Alberta is actually paying back its debt
Alberta is doing something totally foreign to most countries and provinces: the government is actually paying back its debt.

TCS Wire

August 31, 2022

Alberta is doing something totally foreign to most countries and provinces: the government is actually paying back its debt.

Alberta is paying back its debt
Alberta is paying back its debt

In a news release, the UCP boasted that due to this year’s record-breaking, oil-fueled surplus, the government is able to make the largest single-year debt repayment in the province’s history and will be paying off $13.4 billion of its over $90 billion owing.

“Alberta’s commitment to fiscal discipline and our unrelenting focus on economic growth has helped bring about an extraordinary turnaround in our financial situation. We promised Albertans we would get our fiscal house in order, and that’s exactly what we’ve done,” said Premier Jason Kenney.

“Now, we’re paying down debt so future generations won’t have to, saving more for a rainy day, and putting more money in Albertans’ pockets.”

The government will also make the highest single-year investment in the Heritage Fund ($2.9 billion in total).

Additionally, $2.4 billion is being allocated to various relief programs, including giving Albertan homeowners, business operators, and farmers $300 through the Electricity Rebate Program, eliminating the provincial fuel costs to keep prices down for at least another month, and giving people natural gas rebates from October 2022 to March 2023 to “shield consumers from natural gas price spikes.”

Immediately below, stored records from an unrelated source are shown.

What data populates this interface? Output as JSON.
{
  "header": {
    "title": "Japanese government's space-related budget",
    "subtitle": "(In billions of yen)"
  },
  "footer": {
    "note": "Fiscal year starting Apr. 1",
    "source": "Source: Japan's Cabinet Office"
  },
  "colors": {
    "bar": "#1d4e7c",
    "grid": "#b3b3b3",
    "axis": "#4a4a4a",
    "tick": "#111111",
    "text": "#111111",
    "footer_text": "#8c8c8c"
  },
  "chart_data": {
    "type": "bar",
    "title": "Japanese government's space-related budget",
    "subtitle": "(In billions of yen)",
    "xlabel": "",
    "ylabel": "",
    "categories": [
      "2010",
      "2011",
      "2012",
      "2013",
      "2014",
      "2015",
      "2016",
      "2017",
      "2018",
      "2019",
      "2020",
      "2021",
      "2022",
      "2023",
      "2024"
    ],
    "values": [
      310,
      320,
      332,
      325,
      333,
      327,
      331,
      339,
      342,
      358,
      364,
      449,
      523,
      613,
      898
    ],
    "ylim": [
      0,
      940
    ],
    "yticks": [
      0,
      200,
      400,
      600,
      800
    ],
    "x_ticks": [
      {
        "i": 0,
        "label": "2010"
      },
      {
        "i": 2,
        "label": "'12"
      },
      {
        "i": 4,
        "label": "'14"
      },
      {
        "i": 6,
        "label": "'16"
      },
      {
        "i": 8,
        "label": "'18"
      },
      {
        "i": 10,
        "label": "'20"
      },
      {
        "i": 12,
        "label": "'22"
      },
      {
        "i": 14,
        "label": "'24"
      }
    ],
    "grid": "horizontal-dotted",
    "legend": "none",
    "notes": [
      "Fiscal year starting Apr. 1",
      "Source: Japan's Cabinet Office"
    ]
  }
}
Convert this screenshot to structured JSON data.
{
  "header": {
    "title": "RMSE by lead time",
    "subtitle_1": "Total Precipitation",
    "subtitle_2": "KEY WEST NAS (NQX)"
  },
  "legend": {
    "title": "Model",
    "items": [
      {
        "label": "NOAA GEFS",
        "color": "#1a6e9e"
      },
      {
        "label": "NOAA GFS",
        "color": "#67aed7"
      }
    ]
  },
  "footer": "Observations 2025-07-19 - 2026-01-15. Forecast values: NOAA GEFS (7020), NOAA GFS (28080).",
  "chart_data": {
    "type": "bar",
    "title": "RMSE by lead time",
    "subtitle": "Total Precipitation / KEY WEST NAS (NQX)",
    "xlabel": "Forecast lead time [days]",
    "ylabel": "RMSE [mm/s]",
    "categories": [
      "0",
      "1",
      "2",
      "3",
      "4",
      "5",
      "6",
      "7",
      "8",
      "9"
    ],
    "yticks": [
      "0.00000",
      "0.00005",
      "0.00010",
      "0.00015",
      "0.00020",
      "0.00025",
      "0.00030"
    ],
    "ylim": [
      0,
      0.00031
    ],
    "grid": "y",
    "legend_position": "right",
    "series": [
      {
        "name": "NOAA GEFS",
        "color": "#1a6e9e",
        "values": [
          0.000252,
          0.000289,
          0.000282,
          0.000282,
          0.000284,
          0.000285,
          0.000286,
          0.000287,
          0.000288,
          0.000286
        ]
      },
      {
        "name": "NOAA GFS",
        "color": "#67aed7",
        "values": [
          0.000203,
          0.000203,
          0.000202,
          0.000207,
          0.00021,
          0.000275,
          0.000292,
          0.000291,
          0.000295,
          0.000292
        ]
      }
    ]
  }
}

Regarding jobs, the UCP also reports that the province has added over 68,000 new jobs since the beginning of the year, and most industries now have more workers than before the pandemic. Moreover, the unemployment rate is down to 5.9%, beating out the initial forecast of 6.6%.

The provincial GDP is expected to grow by another 4.9%, despite the slowdown in the broader Canadian economy, and the province’s revenue is now expected to be $75.9 billion next year, which is $12.6 billion higher than what was reported in the budget.